Educação na Idade Moderna


No século XVII o comércio se intensifica e o processo de colonização expande a América, que se torna um grande pólo extrator de riquezas. Na filosofia o racionalismo e o empirismo caracterizam a modernidade, tornando-se bases para o desenvolvimento da estrutura da educação até os dias hoje.

O mercantilismo se intensificou na Europa durante a Idade Moderna, que se caracterizou por uma forte intervenção do Estado na economia, com intuito de unificar o mercado interno, fortalecendo os Estados-nacionais.

Em reação ao demasiado controle do Estado sobre a economia, surgem ideias liberais e manifestações da população questionando o poder da realeza. John Locke (1632-1704), filósofo inglês, foi um grande expoente das ideias liberais.

Com o surgimento da burguesia, ocorre um processo de valorização da técnica. O surgimento do método científico se apresenta como uma revolução, uma nova linguagem no campo do conhecimento, onde saber é poder.

Esse momento houve uma mudança no "saber por saber" para o "saber para fazer". O planeta Terra deixa de ser o centro do sistema solar, para a teoria heliocentrica, concebendo o sol como centro do universo. Surgem tendências de laicização da intervenção da religião no Estado.


Racionalismo

Corrente filosófica que se baseia em princípios racionais, priorizando a razão como caminho para se alcançar a verdade. Acredita que tudo o que existe possui uma causa racional, mesmo que essa causa não possa ser demonstrada por meio da observação.

O racionalismo privilegia a razão como via de acesso ao conhecimento, em detrimento da experiência do mundo sensível. O racional é tido por real, deste modo busca-se propor caminhos para alcançar determinados fins. Acredita que os sentidos são falsos e o único meio para alcançar as verdades é a razão.

René Descartes (1596-1650) é um grande representante do racionalismo, que usa como recurso a dúvida metódica. Segundo ele, as ideias inatas são resultantes exclusivas da capacidade de pensar.


Empirismo

O empirismo acredita que o conhecimento se dá por meio da experiência sensorial, e que a ciência só pode ser realizada a partir dos dados da experiência. O termo "empirismo" vem do grego cuja tradução significa experiência. Deste modo, enfatiza o papel da experiência e da evidência, na formação de ideias.
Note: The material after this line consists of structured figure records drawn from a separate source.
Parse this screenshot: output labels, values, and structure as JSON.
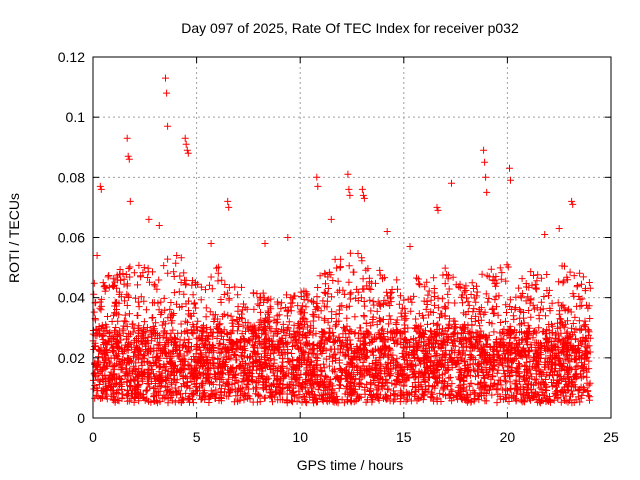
{
  "chart_data": {
    "type": "scatter",
    "title": "Day 097 of 2025, Rate Of TEC Index for receiver p032",
    "xlabel": "GPS time / hours",
    "ylabel": "ROTI / TECUs",
    "xlim": [
      0,
      25
    ],
    "ylim": [
      0,
      0.12
    ],
    "x_ticks": [
      "0",
      "5",
      "10",
      "15",
      "20",
      "25"
    ],
    "y_ticks": [
      "0",
      "0.02",
      "0.04",
      "0.06",
      "0.08",
      "0.1",
      "0.12"
    ],
    "grid": true,
    "legend": "none",
    "marker": "plus",
    "color": "#ff0000",
    "series": [
      {
        "x": [
          3.5,
          3.55,
          3.6,
          1.65,
          1.7,
          1.75,
          4.45,
          4.5,
          4.55,
          4.6,
          0.35,
          0.4,
          1.8,
          10.8,
          10.85,
          12.3,
          12.35,
          12.4,
          13.0,
          13.05,
          13.1,
          16.6,
          16.65,
          17.3,
          18.85,
          18.9,
          18.95,
          19.0,
          20.1,
          20.15,
          23.1,
          23.15,
          6.5,
          6.55,
          2.7,
          3.2,
          8.3,
          11.5,
          14.2,
          21.8,
          22.5,
          9.4,
          15.3,
          0.2,
          5.7
        ],
        "y": [
          0.113,
          0.108,
          0.097,
          0.093,
          0.087,
          0.086,
          0.093,
          0.091,
          0.089,
          0.088,
          0.077,
          0.076,
          0.072,
          0.08,
          0.077,
          0.081,
          0.076,
          0.074,
          0.076,
          0.074,
          0.073,
          0.07,
          0.069,
          0.078,
          0.089,
          0.085,
          0.08,
          0.075,
          0.083,
          0.079,
          0.072,
          0.071,
          0.072,
          0.07,
          0.066,
          0.064,
          0.058,
          0.066,
          0.062,
          0.061,
          0.063,
          0.06,
          0.057,
          0.054,
          0.058
        ]
      }
    ],
    "band_profile": {
      "x": [
        0,
        1,
        2,
        3,
        4,
        5,
        6,
        7,
        8,
        9,
        10,
        11,
        12,
        13,
        14,
        15,
        16,
        17,
        18,
        19,
        20,
        21,
        22,
        23,
        24
      ],
      "typical_max": [
        0.045,
        0.05,
        0.052,
        0.05,
        0.055,
        0.05,
        0.052,
        0.045,
        0.042,
        0.042,
        0.042,
        0.048,
        0.055,
        0.055,
        0.05,
        0.045,
        0.048,
        0.05,
        0.044,
        0.05,
        0.052,
        0.05,
        0.052,
        0.05,
        0.047
      ],
      "dense_low": 0.007,
      "dense_high": 0.028
    }
  }
}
Essa filosofia se desenvolve principalmente no Reino Unido, evidenciando a evidência, especialmente descoberta por meio de experiências. É parte fundamental do método científico que todas as hipóteses e teorias devam ser testadas com observações ao invés de ficarem apenas em um raciocínio a priori, intuição ou revelação.

O filósofo inglês John Locke (1632-1704) é um considerado o principal representante do Empirismo, defende o princípio de que não existem ideias inatas, pois tudo passa pelos sentidos. Para ele, o ser humano quando nasce é como uma folha em branco, que será escrita por meio de suas experiẽncias sensoriais.


Institucionalização das escolas

No século XVII, a educação se caracterizou por buscar institucionalizar a escola, elaborando normativas para questões como obrigatoriedade, programas, níveis e métodos.

Em 1619, a Alemanha regulamenta a obrigatoriedade escolar para todas as crianças de 6 a 12 anos, inclusive define a formação dos mestres, seus níveis, horas de trabalho e exames, sendo pioneira em ações em favor da educação pública.

Na França, entre 1636 e 1689, as escolas são gratuitas para crianças pobres e são criados seminários para a formação dos professores. Os maiores investimentos acontecem na região de Lyon, importante centro fabril, com intuito de capacitar uma demanda produtora.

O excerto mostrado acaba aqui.